Frequently asked questions

  • What does an Executive Assistant earn in Germany?

    The reference range for an Executive Assistant with 3-8 years of experience at a German SMB or scale-up is 42-68 k€ gross annual salary (median around 52 k€). The center of the range is Berlin and Munich; Frankfurt, Hamburg and Düsseldorf sit in the same corridor. Rural regions and the east pull the range down by 8-12 %. Profiles who support several C-level executives in parallel or carry an international setup with supervisory-board preparation sit at the top end of the range. The role has no structural variable component; some scale-ups pay a 13th month's salary, a simple profit share or employee shares.

  • What is the difference between executive assistance and office management?

    The Office Manager steers the entire office for the company (typically 20-100 employees): suppliers, premises, general administration, travel costs, internal events, logistical onboarding. The Executive Assistant mainly supports one or two C-level executives (CEO, COO, CFO) with calendar, travel, confidential matters, supervisory-board preparation and strategic correspondence. The two roles overlap in smaller structures (under 25 employees) but are structurally not equivalent. A combined ad rarely attracts a fitting profile. Clarify before posting which of the two functions leads, and frame the scope explicitly.

  • How long does it take to hire an Executive Assistant in Germany?

    Expect 40-65 days between posting the ad and a signed contract for a mid-level position.

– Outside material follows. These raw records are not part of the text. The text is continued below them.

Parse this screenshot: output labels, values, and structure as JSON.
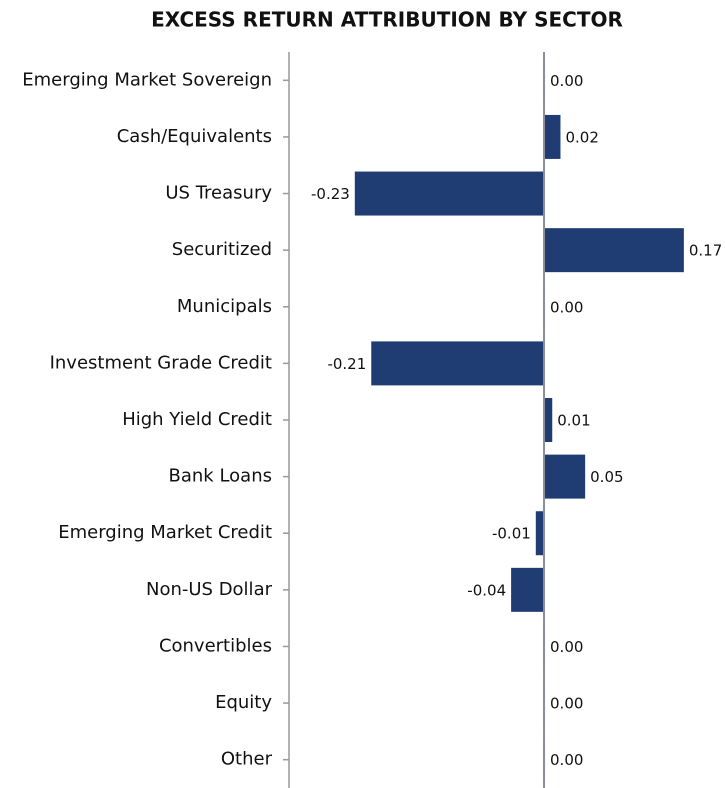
{
  "chart_data": {
    "type": "hbar",
    "title": "EXCESS RETURN ATTRIBUTION BY SECTOR",
    "categories": [
      "Emerging Market Sovereign",
      "Cash/Equivalents",
      "US Treasury",
      "Securitized",
      "Municipals",
      "Investment Grade Credit",
      "High Yield Credit",
      "Bank Loans",
      "Emerging Market Credit",
      "Non-US Dollar",
      "Convertibles",
      "Equity",
      "Other"
    ],
    "values": [
      0.0,
      0.02,
      -0.23,
      0.17,
      0.0,
      -0.21,
      0.01,
      0.05,
      -0.01,
      -0.04,
      0.0,
      0.0,
      0.0
    ],
    "value_labels": [
      "0.00",
      "0.02",
      "-0.23",
      "0.17",
      "0.00",
      "-0.21",
      "0.01",
      "0.05",
      "-0.01",
      "-0.04",
      "0.00",
      "0.00",
      "0.00"
    ],
    "color": "#1f3d73",
    "xlim": [
      -0.31,
      0.22
    ]
  }
}
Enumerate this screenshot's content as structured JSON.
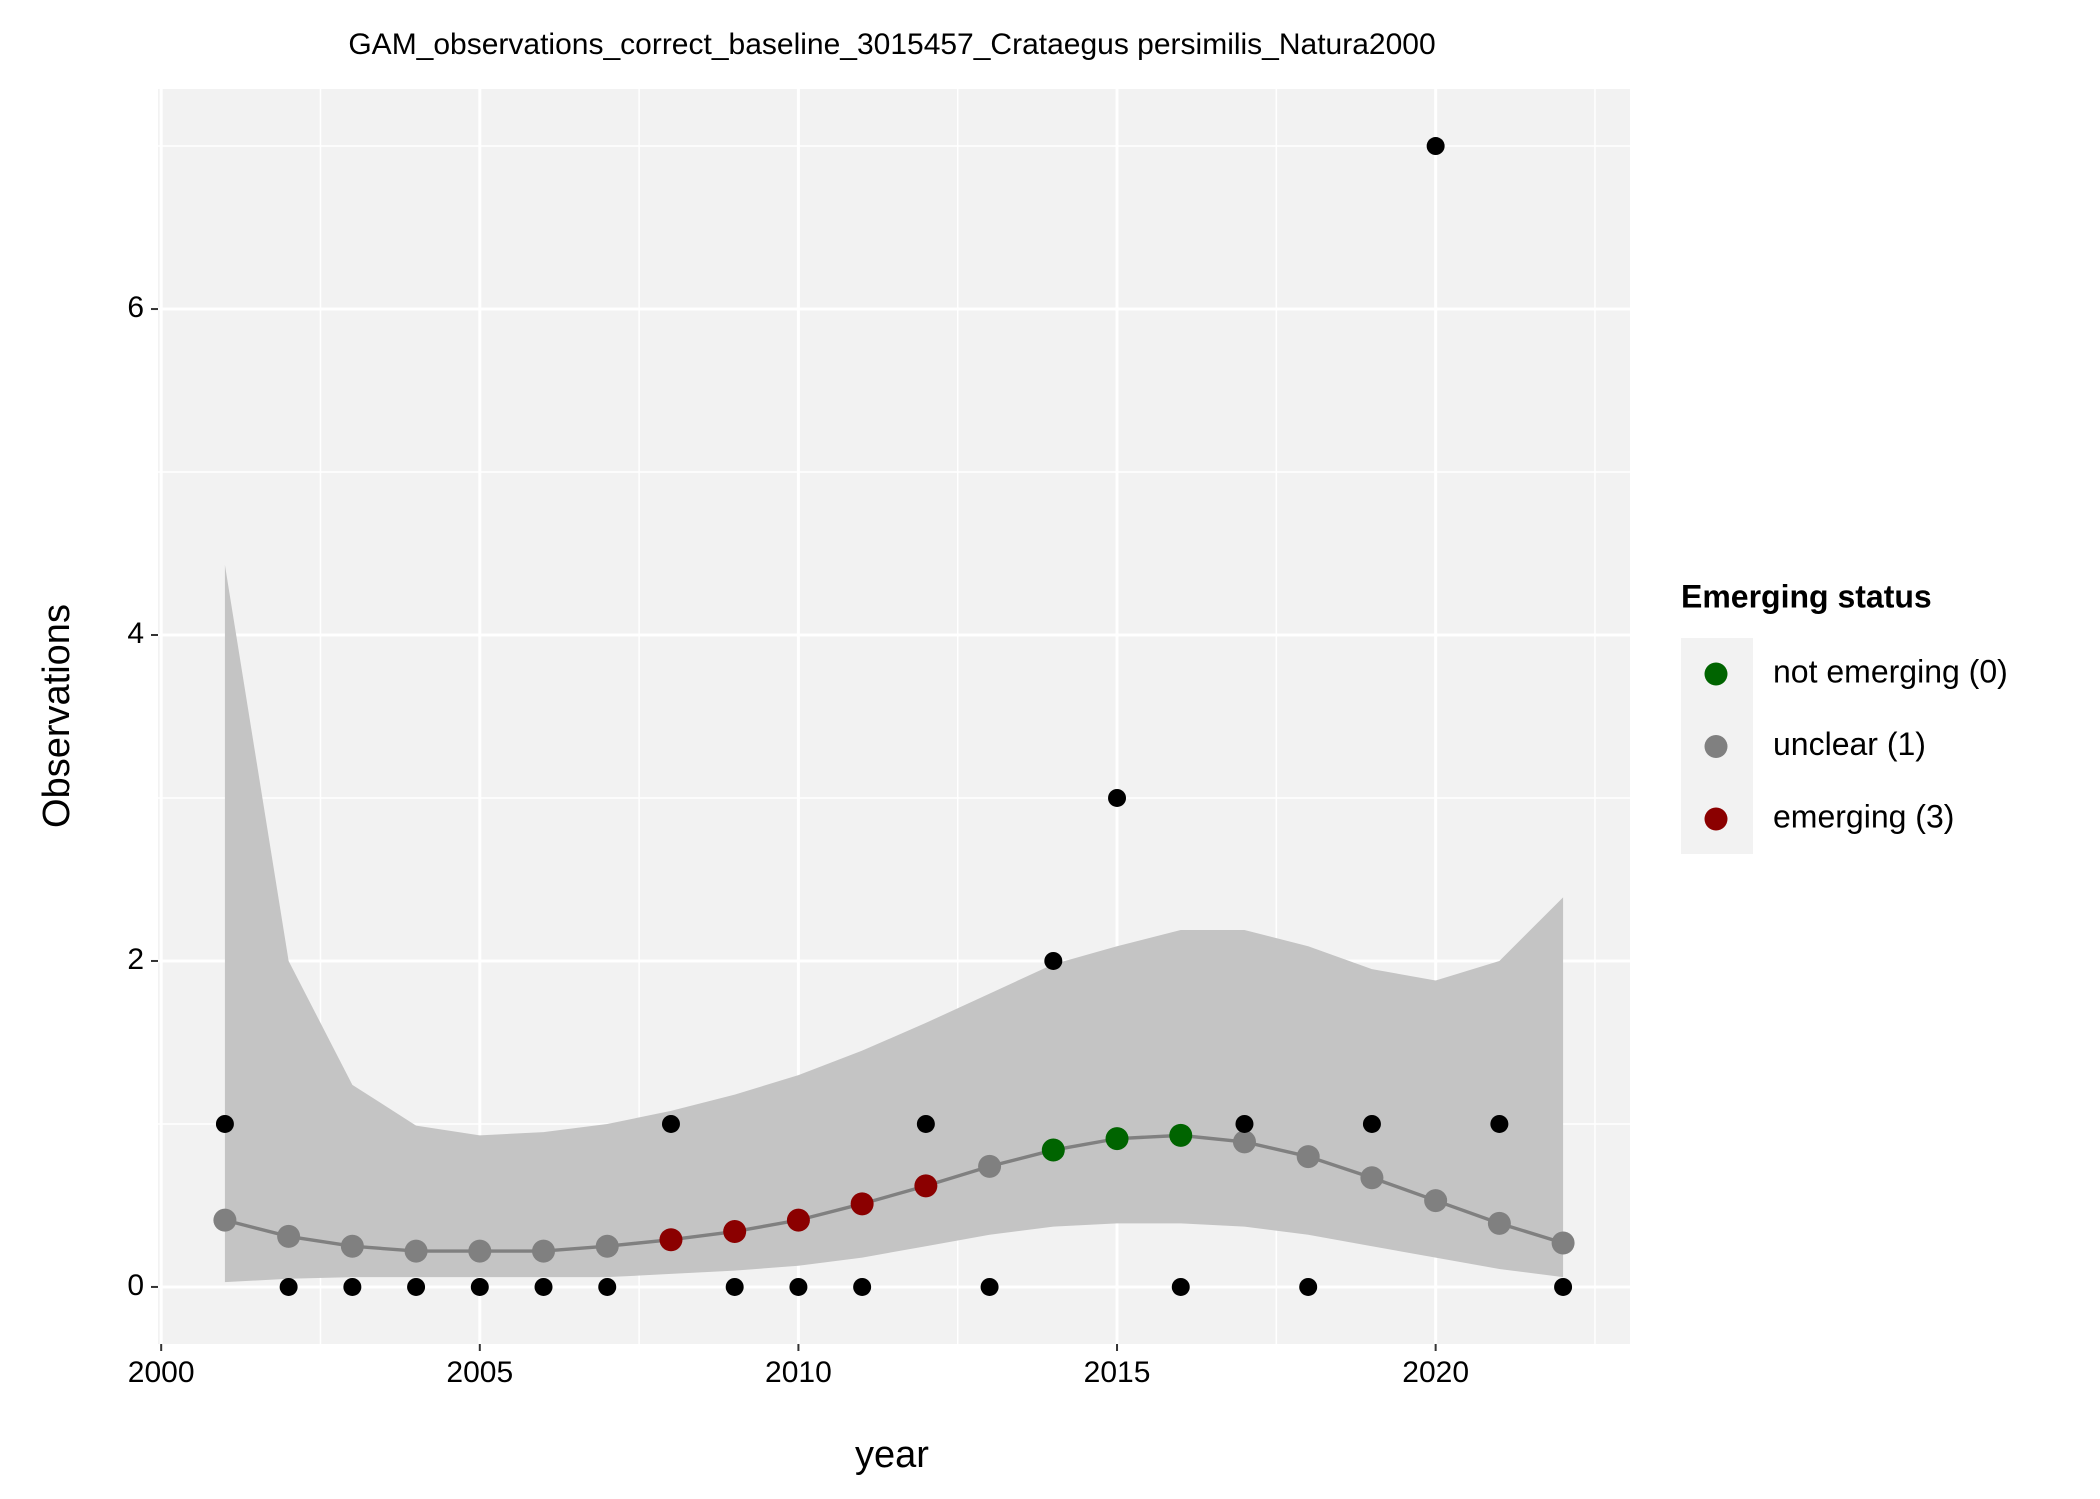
{
  "chart_data": {
    "type": "gam",
    "title": "GAM_observations_correct_baseline_3015457_Crataegus persimilis_Natura2000",
    "x_label": "year",
    "y_label": "Observations",
    "x": [
      2001,
      2002,
      2003,
      2004,
      2005,
      2006,
      2007,
      2008,
      2009,
      2010,
      2011,
      2012,
      2013,
      2014,
      2015,
      2016,
      2017,
      2018,
      2019,
      2020,
      2021,
      2022
    ],
    "observations": [
      1,
      0,
      0,
      0,
      0,
      0,
      0,
      1,
      0,
      0,
      0,
      1,
      0,
      2,
      3,
      0,
      1,
      0,
      1,
      7,
      1,
      0
    ],
    "fit": [
      0.41,
      0.31,
      0.25,
      0.22,
      0.22,
      0.22,
      0.25,
      0.29,
      0.34,
      0.41,
      0.51,
      0.62,
      0.74,
      0.84,
      0.91,
      0.93,
      0.89,
      0.8,
      0.67,
      0.53,
      0.39,
      0.27
    ],
    "upper": [
      4.43,
      2.0,
      1.24,
      0.99,
      0.93,
      0.95,
      1.0,
      1.08,
      1.18,
      1.3,
      1.45,
      1.62,
      1.8,
      1.98,
      2.09,
      2.19,
      2.19,
      2.09,
      1.95,
      1.88,
      2.0,
      2.39
    ],
    "lower": [
      0.03,
      0.05,
      0.06,
      0.06,
      0.06,
      0.06,
      0.06,
      0.08,
      0.1,
      0.13,
      0.18,
      0.25,
      0.32,
      0.37,
      0.39,
      0.39,
      0.37,
      0.32,
      0.25,
      0.18,
      0.11,
      0.06
    ],
    "status": [
      "unclear (1)",
      "unclear (1)",
      "unclear (1)",
      "unclear (1)",
      "unclear (1)",
      "unclear (1)",
      "unclear (1)",
      "emerging (3)",
      "emerging (3)",
      "emerging (3)",
      "emerging (3)",
      "emerging (3)",
      "unclear (1)",
      "not emerging (0)",
      "not emerging (0)",
      "not emerging (0)",
      "unclear (1)",
      "unclear (1)",
      "unclear (1)",
      "unclear (1)",
      "unclear (1)",
      "unclear (1)"
    ],
    "legend": {
      "title": "Emerging status",
      "items": [
        {
          "label": "not emerging (0)",
          "color": "#006400"
        },
        {
          "label": "unclear (1)",
          "color": "#808080"
        },
        {
          "label": "emerging (3)",
          "color": "#8b0000"
        }
      ]
    },
    "observation_color": "#000000",
    "line_color": "#808080",
    "ribbon_color": "#c4c4c4",
    "xlim": [
      1999.95,
      2023.05
    ],
    "xticks": [
      2000,
      2005,
      2010,
      2015,
      2020
    ],
    "ylim": [
      -0.35,
      7.35
    ],
    "yticks": [
      0,
      2,
      4,
      6
    ],
    "grid": true
  }
}
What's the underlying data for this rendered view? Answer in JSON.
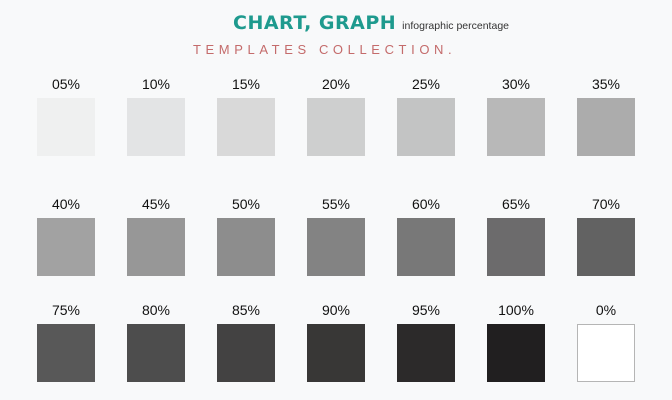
{
  "header": {
    "title": "CHART, GRAPH",
    "title_sub": "infographic percentage",
    "subtitle": "TEMPLATES COLLECTION."
  },
  "colors": {
    "title": "#1e9a8e",
    "subtitle": "#c46b6b",
    "background": "#f8f9fa"
  },
  "swatches": [
    {
      "label": "05%",
      "color": "#eff0f0"
    },
    {
      "label": "10%",
      "color": "#e3e4e5"
    },
    {
      "label": "15%",
      "color": "#d9d9d9"
    },
    {
      "label": "20%",
      "color": "#cecfcf"
    },
    {
      "label": "25%",
      "color": "#c3c4c4"
    },
    {
      "label": "30%",
      "color": "#b8b8b8"
    },
    {
      "label": "35%",
      "color": "#acacac"
    },
    {
      "label": "40%",
      "color": "#a2a2a2"
    },
    {
      "label": "45%",
      "color": "#979797"
    },
    {
      "label": "50%",
      "color": "#8d8d8d"
    },
    {
      "label": "55%",
      "color": "#838383"
    },
    {
      "label": "60%",
      "color": "#787878"
    },
    {
      "label": "65%",
      "color": "#6c6b6c"
    },
    {
      "label": "70%",
      "color": "#626262"
    },
    {
      "label": "75%",
      "color": "#585858"
    },
    {
      "label": "80%",
      "color": "#4d4d4d"
    },
    {
      "label": "85%",
      "color": "#434242"
    },
    {
      "label": "90%",
      "color": "#383736"
    },
    {
      "label": "95%",
      "color": "#2c2a2a"
    },
    {
      "label": "100%",
      "color": "#211f20"
    },
    {
      "label": "0%",
      "color": "#ffffff",
      "outlined": true
    }
  ]
}
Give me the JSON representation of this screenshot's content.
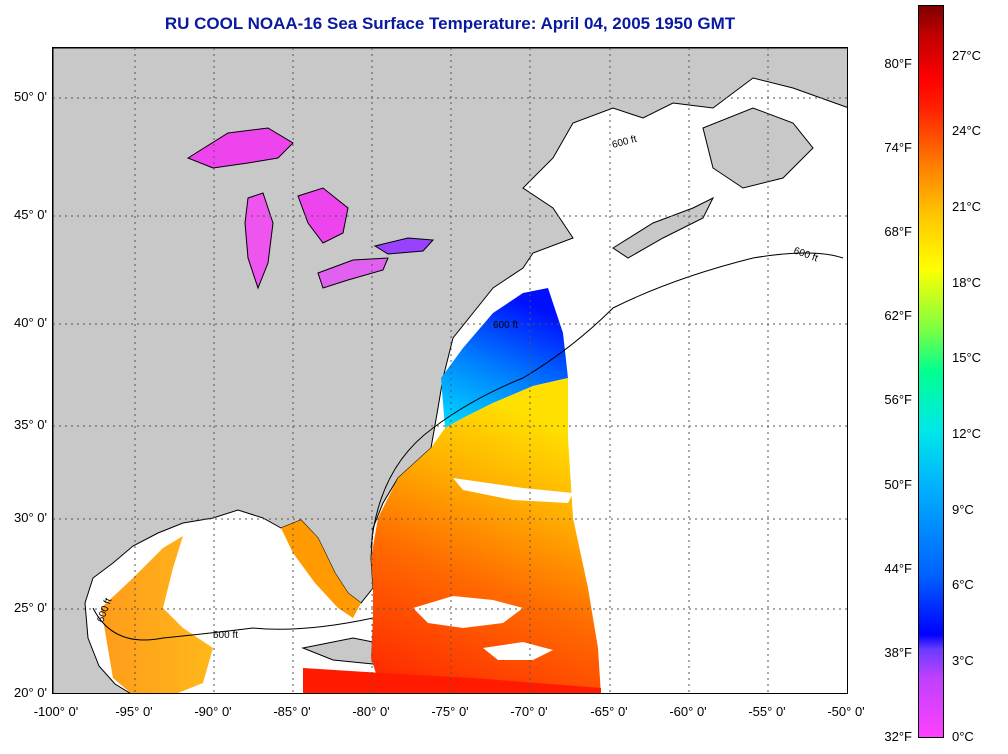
{
  "title": "RU COOL  NOAA-16  Sea Surface Temperature:  April 04, 2005 1950 GMT",
  "map": {
    "lat_labels": [
      "50° 0'",
      "45° 0'",
      "40° 0'",
      "35° 0'",
      "30° 0'",
      "25° 0'",
      "20° 0'"
    ],
    "lon_labels": [
      "-100° 0'",
      "-95° 0'",
      "-90° 0'",
      "-85° 0'",
      "-80° 0'",
      "-75° 0'",
      "-70° 0'",
      "-65° 0'",
      "-60° 0'",
      "-55° 0'",
      "-50° 0'"
    ],
    "contour_label": "600 ft",
    "colors": {
      "land": "#c8c8c8",
      "ocean_no_data": "#ffffff",
      "grid": "#555555"
    }
  },
  "colorbar": {
    "fahrenheit_labels": [
      "80°F",
      "74°F",
      "68°F",
      "62°F",
      "56°F",
      "50°F",
      "44°F",
      "38°F",
      "32°F"
    ],
    "celsius_labels": [
      "27°C",
      "24°C",
      "21°C",
      "18°C",
      "15°C",
      "12°C",
      "9°C",
      "6°C",
      "3°C",
      "0°C"
    ]
  }
}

The market is active in Berlin, Munich and Hamburg for profiles with 3-5 years of experience; timelines lengthen to 50-70 days for specialized profiles (several C-level in parallel, an international scale-up, supervisory-board preparation). Cutting below 40 days usually comes at the cost of the case-study stage, which markedly lowers hiring quality on a role where writing quality and anticipation are central. A specialized recruitment agency such as Page Personnel Office Team or Robert Half Office Team can shorten the timeline by 1-2 weeks, but costs 20-25 % of the annual fixed salary as a fee.

  • What legal requirements apply to job postings for an executive assistance in Germany?

    Three central requirements: (1) a gender-neutral job title with (m/w/d) or colon spelling (§ 11 AGG), (2) the obligation of pay transparency in the ad or before the first interview (EU Pay Transparency Directive 2023/970, implementation by 7 June 2026), (3) transparency about the use of AI tools for pre-selection and guaranteed human oversight (EU AI Act, from 2 August 2026). Specific to this role is the confidentiality clause in the employment contract and the explicit reference to access to sensitive data (§ 17 UWG, § 203 StGB for certain positions of trust, Art. 32 GDPR on data security).

  • What education is expected for the role?

    There is no legally prescribed education. In practice, experienced Executive Assistants come via three routes: training as a Kauffrau/-mann für Büromanagement (a commercial office-management apprenticeship) with subsequent experience in an executive assistance; a bachelor's in business administration, languages or communication with a lateral entry via a junior assistance; a lateral entry from senior hospitality or concierge roles with a service reflex and discretion as core competencies. Practical experience in a comparable setup weighs more than the diploma. German and English language skills are practically non-negotiable in the scale-up context; a third language (French, Spanish) is a clear plus in an international setup.

  • Should the executive assistance work on-site, hybrid or remote?

    On-site or hybrid with a clear on-site presence on management's days is the standard at a German SMB and scale-up. The role requires physical availability for confidential handovers, spontaneous briefings and presence with external parties who come into the office (law firms, supervisory-board members, investors). Full remote is possible when management itself works mostly remotely and the assistance's protective function is exercised primarily in writing and via video conference; that is rare in the German Mittelstand and not proven in practice at a classic SMB.